La decisión fue adoptada por la Sala de Feria del máximo tribunal penal del país mediante una resolución del 23 de julio de 2026. Los jueces Guillermo Yacobucci, Mariano Borinsky y Alejandro Slokar ratificaron la medida dispuesta por el Tribunal Oral en lo Criminal Federal N° 2 de La Plata y ordenaron que García permanezca detenido por otros seis meses, a partir del 1° de agosto, mientras continúa el juicio oral o hasta que se dicte sentencia.
La prórroga había sido solicitada por el Ministerio Público Fiscal, que sostuvo la necesidad de mantener la medida cautelar durante el desarrollo del debate.
El entramado criminal detrás del caso Johana Ramallo
El nombre de Hernán Rubén García aparece vinculado a la investigación que se inició tras la desaparición de Johana Ramallo, ocurrida en julio de 2017. Dos años más tarde, restos óseos de la joven fueron hallados en la costa de Berisso, un hallazgo que reforzó la hipótesis de que había sido víctima de una organización dedicada a la trata de personas con fines de explotación sexual.
La investigación judicial permitió reconstruir el funcionamiento de una red que operaba en la denominada “Zona Roja” del barrio El Mondongo, en la ciudad de La Plata. Según la acusación, la organización no solo explotaba sexualmente a mujeres en situación de extrema vulnerabilidad, sino que además desarrollaba actividades vinculadas con la comercialización de estupefacientes.

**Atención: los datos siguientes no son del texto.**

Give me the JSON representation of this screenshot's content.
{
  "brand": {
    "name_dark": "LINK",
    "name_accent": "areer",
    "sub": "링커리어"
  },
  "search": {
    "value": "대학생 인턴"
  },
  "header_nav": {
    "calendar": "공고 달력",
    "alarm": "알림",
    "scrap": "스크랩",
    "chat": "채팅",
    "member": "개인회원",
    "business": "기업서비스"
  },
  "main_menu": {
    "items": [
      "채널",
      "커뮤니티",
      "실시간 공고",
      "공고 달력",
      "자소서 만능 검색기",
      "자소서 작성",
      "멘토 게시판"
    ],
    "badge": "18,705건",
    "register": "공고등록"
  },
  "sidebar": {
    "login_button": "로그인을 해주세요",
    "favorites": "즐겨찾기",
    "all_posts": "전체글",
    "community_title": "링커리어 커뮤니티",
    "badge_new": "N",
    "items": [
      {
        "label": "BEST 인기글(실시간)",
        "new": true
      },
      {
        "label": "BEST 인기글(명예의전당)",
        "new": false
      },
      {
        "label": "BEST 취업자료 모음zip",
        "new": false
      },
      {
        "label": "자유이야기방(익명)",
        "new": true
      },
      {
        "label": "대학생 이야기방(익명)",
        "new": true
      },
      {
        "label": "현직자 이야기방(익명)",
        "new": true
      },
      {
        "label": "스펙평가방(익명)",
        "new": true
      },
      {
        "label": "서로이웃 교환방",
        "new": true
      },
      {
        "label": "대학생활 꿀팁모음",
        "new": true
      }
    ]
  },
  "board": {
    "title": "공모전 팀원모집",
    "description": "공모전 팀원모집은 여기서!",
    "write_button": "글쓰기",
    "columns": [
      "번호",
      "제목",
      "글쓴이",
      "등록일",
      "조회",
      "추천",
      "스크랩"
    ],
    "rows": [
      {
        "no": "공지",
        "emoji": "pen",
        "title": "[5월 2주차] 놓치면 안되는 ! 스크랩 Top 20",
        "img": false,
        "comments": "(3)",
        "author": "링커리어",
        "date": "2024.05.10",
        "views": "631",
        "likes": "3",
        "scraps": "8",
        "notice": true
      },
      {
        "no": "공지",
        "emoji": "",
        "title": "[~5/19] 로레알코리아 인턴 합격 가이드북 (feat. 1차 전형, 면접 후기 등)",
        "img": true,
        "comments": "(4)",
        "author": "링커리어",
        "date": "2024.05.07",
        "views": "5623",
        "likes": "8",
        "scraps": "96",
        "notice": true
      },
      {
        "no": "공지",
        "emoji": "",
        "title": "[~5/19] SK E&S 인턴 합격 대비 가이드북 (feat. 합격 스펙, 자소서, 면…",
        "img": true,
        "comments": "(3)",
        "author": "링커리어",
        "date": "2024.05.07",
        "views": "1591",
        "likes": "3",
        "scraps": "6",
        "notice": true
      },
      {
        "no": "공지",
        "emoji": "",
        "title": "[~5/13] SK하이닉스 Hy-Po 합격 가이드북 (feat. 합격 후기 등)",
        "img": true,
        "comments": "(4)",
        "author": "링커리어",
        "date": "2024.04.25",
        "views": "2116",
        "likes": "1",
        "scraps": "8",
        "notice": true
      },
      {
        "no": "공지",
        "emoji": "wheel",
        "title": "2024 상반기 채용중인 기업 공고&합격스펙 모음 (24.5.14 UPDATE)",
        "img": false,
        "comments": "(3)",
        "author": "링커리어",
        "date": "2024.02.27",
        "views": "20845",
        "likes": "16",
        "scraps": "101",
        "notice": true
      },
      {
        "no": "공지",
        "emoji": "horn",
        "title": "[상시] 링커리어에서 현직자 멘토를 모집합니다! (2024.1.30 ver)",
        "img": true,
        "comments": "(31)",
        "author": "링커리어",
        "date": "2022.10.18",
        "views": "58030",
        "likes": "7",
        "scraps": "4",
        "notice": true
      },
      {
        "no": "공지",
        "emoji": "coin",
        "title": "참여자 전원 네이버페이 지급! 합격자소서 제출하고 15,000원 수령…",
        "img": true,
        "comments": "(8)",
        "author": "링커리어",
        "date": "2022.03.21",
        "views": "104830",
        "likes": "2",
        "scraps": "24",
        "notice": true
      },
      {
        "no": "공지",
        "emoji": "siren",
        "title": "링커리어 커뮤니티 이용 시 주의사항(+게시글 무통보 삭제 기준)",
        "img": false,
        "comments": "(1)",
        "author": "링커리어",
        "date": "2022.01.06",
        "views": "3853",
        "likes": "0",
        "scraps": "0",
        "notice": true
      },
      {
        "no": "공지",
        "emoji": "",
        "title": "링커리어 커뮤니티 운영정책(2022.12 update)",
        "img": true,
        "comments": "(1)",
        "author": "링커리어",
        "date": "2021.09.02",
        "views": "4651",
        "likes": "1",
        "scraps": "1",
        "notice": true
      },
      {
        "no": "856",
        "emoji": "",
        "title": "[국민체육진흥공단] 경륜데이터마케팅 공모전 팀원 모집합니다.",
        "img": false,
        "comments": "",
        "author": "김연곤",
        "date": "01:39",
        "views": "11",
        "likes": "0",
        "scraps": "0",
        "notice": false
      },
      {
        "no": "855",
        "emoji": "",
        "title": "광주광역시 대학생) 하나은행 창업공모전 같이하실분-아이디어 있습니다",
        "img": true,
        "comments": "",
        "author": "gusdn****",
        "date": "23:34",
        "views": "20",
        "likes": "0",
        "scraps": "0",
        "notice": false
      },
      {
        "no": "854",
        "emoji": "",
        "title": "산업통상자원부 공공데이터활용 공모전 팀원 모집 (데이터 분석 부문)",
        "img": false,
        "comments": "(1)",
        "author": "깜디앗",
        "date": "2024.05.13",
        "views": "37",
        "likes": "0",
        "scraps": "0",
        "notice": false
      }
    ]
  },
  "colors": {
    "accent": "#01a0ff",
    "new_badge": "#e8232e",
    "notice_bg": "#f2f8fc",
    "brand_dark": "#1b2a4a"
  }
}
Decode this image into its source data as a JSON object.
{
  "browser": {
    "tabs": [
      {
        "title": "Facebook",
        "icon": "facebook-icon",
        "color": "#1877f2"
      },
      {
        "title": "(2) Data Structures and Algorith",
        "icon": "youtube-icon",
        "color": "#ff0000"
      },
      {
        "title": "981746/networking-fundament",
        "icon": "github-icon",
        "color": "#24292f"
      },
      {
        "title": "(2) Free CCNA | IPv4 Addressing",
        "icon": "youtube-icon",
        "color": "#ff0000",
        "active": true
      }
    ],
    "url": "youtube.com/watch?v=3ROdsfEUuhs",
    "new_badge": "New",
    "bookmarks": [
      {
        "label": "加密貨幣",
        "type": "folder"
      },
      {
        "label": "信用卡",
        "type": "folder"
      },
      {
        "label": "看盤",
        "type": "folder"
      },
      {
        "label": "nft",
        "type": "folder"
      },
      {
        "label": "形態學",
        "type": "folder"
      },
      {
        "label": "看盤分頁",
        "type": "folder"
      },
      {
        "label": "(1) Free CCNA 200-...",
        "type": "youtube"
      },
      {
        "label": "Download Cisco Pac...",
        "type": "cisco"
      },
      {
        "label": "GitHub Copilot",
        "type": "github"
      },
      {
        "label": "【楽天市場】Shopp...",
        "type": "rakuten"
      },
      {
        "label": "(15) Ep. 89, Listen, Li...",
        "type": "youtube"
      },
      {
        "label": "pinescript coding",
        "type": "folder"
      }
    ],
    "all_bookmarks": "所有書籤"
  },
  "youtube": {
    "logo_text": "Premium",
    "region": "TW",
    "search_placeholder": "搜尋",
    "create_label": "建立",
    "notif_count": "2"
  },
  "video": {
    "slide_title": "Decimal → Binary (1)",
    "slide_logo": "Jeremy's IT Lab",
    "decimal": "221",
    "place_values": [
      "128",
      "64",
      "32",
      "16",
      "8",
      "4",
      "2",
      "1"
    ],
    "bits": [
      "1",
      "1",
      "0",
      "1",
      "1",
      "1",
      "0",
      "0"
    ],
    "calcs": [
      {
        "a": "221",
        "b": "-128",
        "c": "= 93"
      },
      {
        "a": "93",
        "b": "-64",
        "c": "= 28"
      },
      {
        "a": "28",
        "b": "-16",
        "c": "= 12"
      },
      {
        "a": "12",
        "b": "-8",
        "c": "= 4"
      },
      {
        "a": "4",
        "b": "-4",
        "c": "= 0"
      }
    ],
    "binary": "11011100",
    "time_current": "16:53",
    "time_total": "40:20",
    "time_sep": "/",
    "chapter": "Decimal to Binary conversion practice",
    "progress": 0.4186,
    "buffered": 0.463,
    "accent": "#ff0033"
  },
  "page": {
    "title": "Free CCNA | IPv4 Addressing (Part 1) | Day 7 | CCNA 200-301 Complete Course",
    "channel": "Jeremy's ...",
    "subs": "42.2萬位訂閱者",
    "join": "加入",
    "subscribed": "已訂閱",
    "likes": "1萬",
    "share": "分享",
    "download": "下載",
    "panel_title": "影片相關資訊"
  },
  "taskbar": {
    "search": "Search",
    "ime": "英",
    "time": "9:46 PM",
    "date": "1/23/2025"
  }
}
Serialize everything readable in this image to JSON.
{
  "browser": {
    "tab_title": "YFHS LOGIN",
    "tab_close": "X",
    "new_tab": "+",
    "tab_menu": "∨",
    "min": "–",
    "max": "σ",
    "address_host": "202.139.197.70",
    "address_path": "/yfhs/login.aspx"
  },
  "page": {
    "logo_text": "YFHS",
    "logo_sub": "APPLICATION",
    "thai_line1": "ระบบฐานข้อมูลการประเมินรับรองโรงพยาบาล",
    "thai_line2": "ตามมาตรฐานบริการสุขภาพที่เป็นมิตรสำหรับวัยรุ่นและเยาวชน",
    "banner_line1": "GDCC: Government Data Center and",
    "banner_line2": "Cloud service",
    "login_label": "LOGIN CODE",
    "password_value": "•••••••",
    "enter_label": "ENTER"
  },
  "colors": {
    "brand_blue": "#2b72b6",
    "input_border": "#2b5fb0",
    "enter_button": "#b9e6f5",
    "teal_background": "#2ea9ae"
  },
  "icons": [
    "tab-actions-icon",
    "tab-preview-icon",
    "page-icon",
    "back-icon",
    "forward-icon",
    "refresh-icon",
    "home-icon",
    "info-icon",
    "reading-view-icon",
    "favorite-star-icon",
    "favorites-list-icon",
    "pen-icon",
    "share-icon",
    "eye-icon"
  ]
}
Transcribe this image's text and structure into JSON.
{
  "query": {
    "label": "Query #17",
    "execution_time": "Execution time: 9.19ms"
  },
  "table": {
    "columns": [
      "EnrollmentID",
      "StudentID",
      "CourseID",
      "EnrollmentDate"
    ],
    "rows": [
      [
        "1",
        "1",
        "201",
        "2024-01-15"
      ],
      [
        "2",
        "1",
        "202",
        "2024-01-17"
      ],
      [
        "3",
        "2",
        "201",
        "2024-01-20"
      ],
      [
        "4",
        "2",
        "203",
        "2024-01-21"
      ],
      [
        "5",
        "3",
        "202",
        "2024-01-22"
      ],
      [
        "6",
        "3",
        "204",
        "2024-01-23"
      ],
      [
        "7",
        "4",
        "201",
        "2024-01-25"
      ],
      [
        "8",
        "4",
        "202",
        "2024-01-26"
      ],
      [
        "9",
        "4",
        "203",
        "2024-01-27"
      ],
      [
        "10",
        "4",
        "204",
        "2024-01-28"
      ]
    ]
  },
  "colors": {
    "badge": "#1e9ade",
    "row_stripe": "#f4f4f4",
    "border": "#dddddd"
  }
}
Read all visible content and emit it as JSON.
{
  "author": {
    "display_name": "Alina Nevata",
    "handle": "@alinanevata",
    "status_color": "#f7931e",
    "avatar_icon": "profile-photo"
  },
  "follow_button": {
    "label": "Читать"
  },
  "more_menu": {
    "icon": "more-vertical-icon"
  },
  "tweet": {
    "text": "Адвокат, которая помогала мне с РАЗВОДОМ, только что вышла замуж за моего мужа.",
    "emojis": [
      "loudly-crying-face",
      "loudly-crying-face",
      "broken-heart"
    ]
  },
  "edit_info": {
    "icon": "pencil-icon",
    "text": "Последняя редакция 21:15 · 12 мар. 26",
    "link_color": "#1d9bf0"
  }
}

El rol atribuido al acusado
De acuerdo con la imputación, García habría sido uno de los proveedores de drogas de la organización y uno de los encargados de mantener el control sobre las víctimas mediante el suministro de sustancias estupefacientes.
La acusación sostiene que la banda captaba mujeres jóvenes en contextos de vulnerabilidad social, económica y familiar, las sometía a un sistema de dependencia a través del consumo de drogas y explotaba esa situación para mantenerlas bajo control.
La investigación también describe que la organización cobraba por el uso de las denominadas “paradas” en la vía pública y que algunos de sus integrantes simulaban mantener relaciones sentimentales con las víctimas para ganar su confianza, manipularlas y facilitar su sometimiento.
Prisión preventiva durante el juicio
Con la resolución de la Sala de Feria, la Cámara de Casación entendió que subsisten las razones que justifican la prisión preventiva del imputado mientras avanza el juicio oral.
De este modo, Hernán Rubén García continuará detenido, al menos, hasta el vencimiento de la nueva prórroga o hasta que el Tribunal Oral dicte sentencia en una de las causas más emblemáticas sobre trata de personas y explotación sexual en la provincia de Buenos Aires.